Diese „mechanischen Vorteile“ heißen beim Schauspieler: Körperbeherrschung, Sprechtechnik, Gedächtnis, Werk- und Stilkenntnis. Sie können sich nach Goethes Forderung jedoch nur voll entfalten auf deT Grundlage einer Geistesbildung, kurz gesagt, im Rahmen echter Humanität. Die Schauspielkunst ist die menschlichste unter den Künsten. Damit halten wir bereits beim Kernproblem: Kann sich eine Schauspielschule mit der Aufgabe einer reinen Fertigkeitsschule, so wie dies viele Mal-, Ballett- und Musikschulen sind, begnügen? Die Antwort kann nur verneinend lauten. In einer vorbildlichen Schauspielschule wird das geistige Klima, die menschliche Atmosphäre, die künstlerische Gesinnung, die ethische Haltung ebenso wichtig sein wie der kunsthandwerklich vollendete Sprech-, B.ewe-gungs- und Theorieunterricht, wenn auch diese Disziplinen das äußere Tagesprogramm entscheidend beherrschen werden. Ein paar Beispiele dafür aus unserer Praxis: Die Schauspiel- und Regieschüler der Akademie für Musik und darstellende Kunst in Wien verbringen ihre Studienzeit angesichts des gewaltigen Komplexes des Schlosses Schönbrunn: geschichtliche Assoziationen, Naturgenuß und Kunstbetrachtung vereinen sich zu einer Harmonie, die fast unbewußt anregend auf jeden Studierenden wirken muß. Die Arbeit der Fortgeschrittenen spielt sich auf einer richtigen Bühne in einem Theater ab, das, mehr als 200 Jahre alt und ein Juwel barocker Baukunst, selbst im nicht stilgebundenen Schauspiel zu Ehrfurcht und Haltung zwingt.

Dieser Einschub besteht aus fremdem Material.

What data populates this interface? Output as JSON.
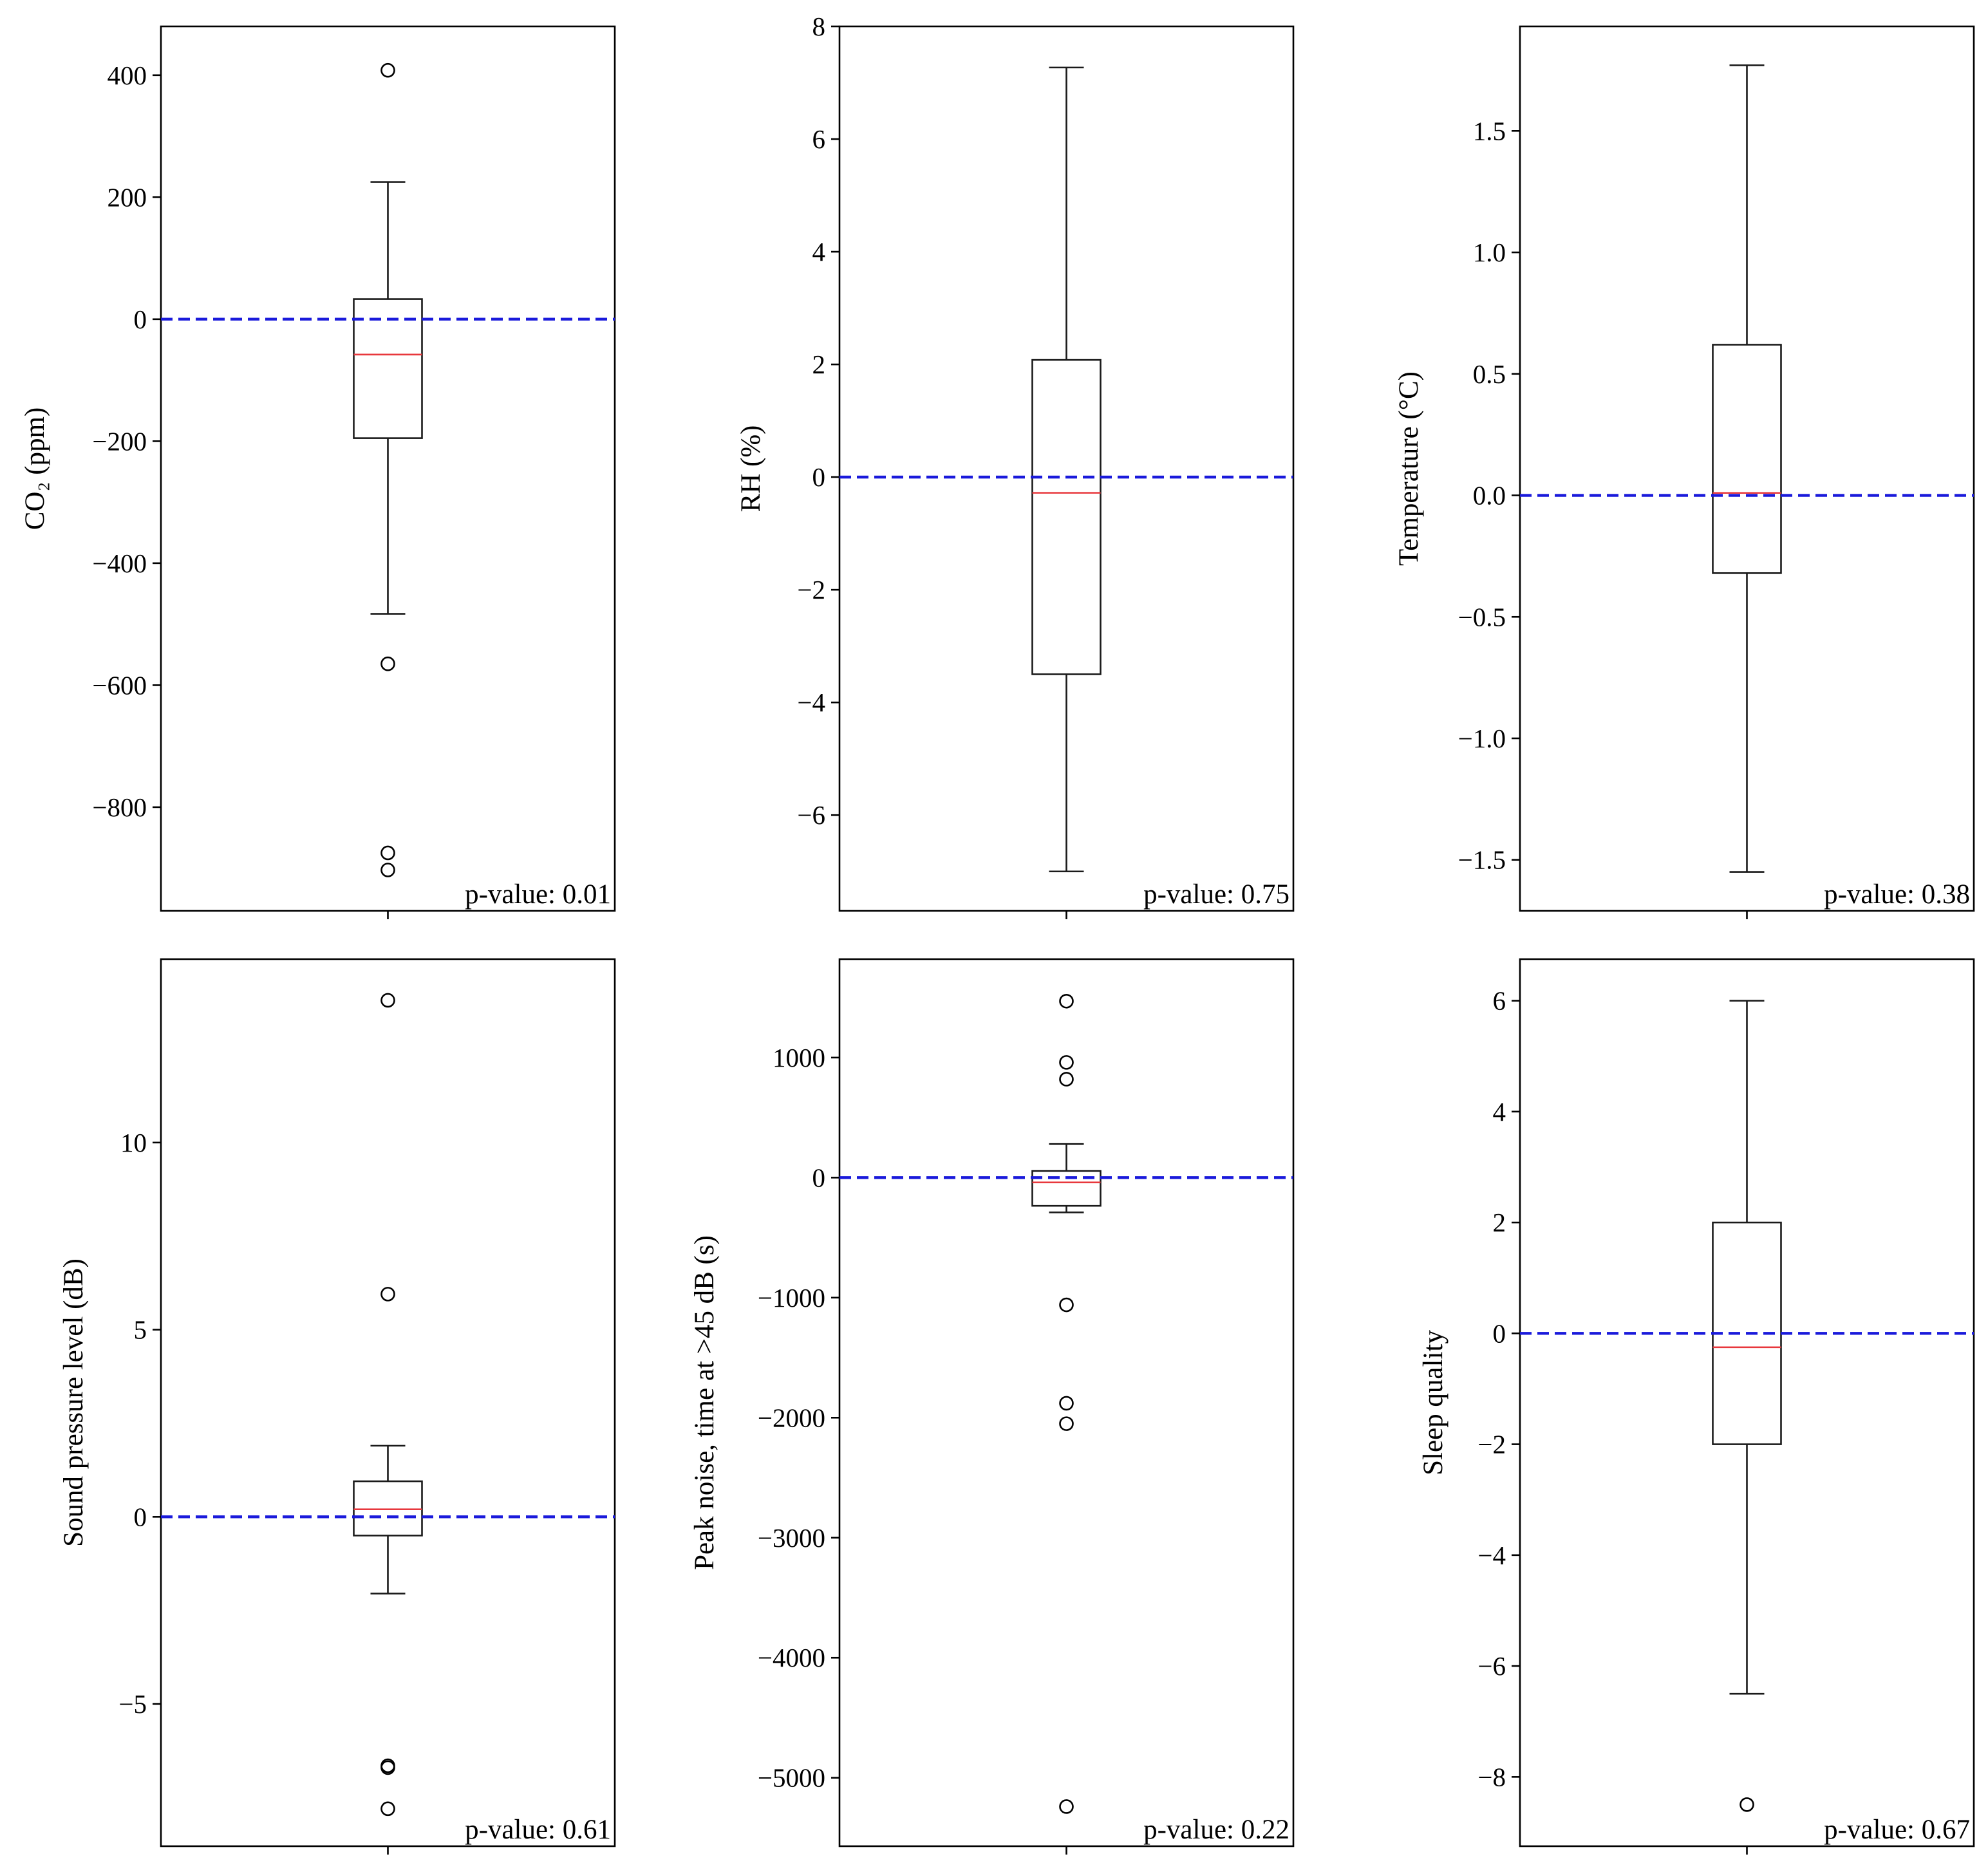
{
  "chart_data": [
    {
      "type": "box",
      "ylabel": "CO₂ (ppm)",
      "ylim": [
        -970,
        480
      ],
      "yticks": [
        400,
        200,
        0,
        -200,
        -400,
        -600,
        -800
      ],
      "tick_labels": [
        "400",
        "200",
        "0",
        "−200",
        "−400",
        "−600",
        "−800"
      ],
      "box": {
        "whisker_high": 225,
        "q3": 33,
        "median": -58,
        "q1": -195,
        "whisker_low": -483
      },
      "outliers": [
        408,
        -565,
        -875,
        -903
      ],
      "reference_line": 0,
      "annotation": "p-value: 0.01"
    },
    {
      "type": "box",
      "ylabel": "RH (%)",
      "ylim": [
        -7.7,
        8.0
      ],
      "yticks": [
        8,
        6,
        4,
        2,
        0,
        -2,
        -4,
        -6
      ],
      "tick_labels": [
        "8",
        "6",
        "4",
        "2",
        "0",
        "−2",
        "−4",
        "−6"
      ],
      "box": {
        "whisker_high": 7.27,
        "q3": 2.08,
        "median": -0.28,
        "q1": -3.5,
        "whisker_low": -7.0
      },
      "outliers": [],
      "reference_line": 0,
      "annotation": "p-value: 0.75"
    },
    {
      "type": "box",
      "ylabel": "Temperature (°C)",
      "ylim": [
        -1.71,
        1.93
      ],
      "yticks": [
        1.5,
        1.0,
        0.5,
        0.0,
        -0.5,
        -1.0,
        -1.5
      ],
      "tick_labels": [
        "1.5",
        "1.0",
        "0.5",
        "0.0",
        "−0.5",
        "−1.0",
        "−1.5"
      ],
      "box": {
        "whisker_high": 1.77,
        "q3": 0.62,
        "median": 0.01,
        "q1": -0.32,
        "whisker_low": -1.55
      },
      "outliers": [],
      "reference_line": 0,
      "annotation": "p-value: 0.38"
    },
    {
      "type": "box",
      "ylabel": "Sound pressure level (dB)",
      "ylim": [
        -8.8,
        14.9
      ],
      "yticks": [
        10,
        5,
        0,
        -5
      ],
      "tick_labels": [
        "10",
        "5",
        "0",
        "−5"
      ],
      "box": {
        "whisker_high": 1.9,
        "q3": 0.95,
        "median": 0.2,
        "q1": -0.5,
        "whisker_low": -2.05
      },
      "outliers": [
        13.8,
        5.95,
        -6.65,
        -6.7,
        -7.8
      ],
      "reference_line": 0,
      "annotation": "p-value: 0.61"
    },
    {
      "type": "box",
      "ylabel": "Peak noise, time at >45 dB (s)",
      "ylim": [
        -5570,
        1820
      ],
      "yticks": [
        1000,
        0,
        -1000,
        -2000,
        -3000,
        -4000,
        -5000
      ],
      "tick_labels": [
        "1000",
        "0",
        "−1000",
        "−2000",
        "−3000",
        "−4000",
        "−5000"
      ],
      "box": {
        "whisker_high": 280,
        "q3": 55,
        "median": -40,
        "q1": -235,
        "whisker_low": -290
      },
      "outliers": [
        1470,
        960,
        820,
        -1060,
        -1880,
        -2050,
        -5240
      ],
      "reference_line": 0,
      "annotation": "p-value: 0.22"
    },
    {
      "type": "box",
      "ylabel": "Sleep quality",
      "ylim": [
        -9.25,
        6.75
      ],
      "yticks": [
        6,
        4,
        2,
        0,
        -2,
        -4,
        -6,
        -8
      ],
      "tick_labels": [
        "6",
        "4",
        "2",
        "0",
        "−2",
        "−4",
        "−6",
        "−8"
      ],
      "box": {
        "whisker_high": 6.0,
        "q3": 2.0,
        "median": -0.25,
        "q1": -2.0,
        "whisker_low": -6.5
      },
      "outliers": [
        -8.5
      ],
      "reference_line": 0,
      "annotation": "p-value: 0.67"
    }
  ],
  "colors": {
    "median": "#e8383d",
    "reference_line": "#1a1adb",
    "box": "#1a1a1a"
  }
}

Wir lassen die Studierenden durch einen Dichter in die Geschichte der Literatur einführen, die Begegnung mit dem Schöpferischen soll auch trockenen Wissensstoff beleben, und wir sehen es gern, wenn die Studenten mit einem musischen Theologen über die metaphysische Seite ihres Tuns diskutieren.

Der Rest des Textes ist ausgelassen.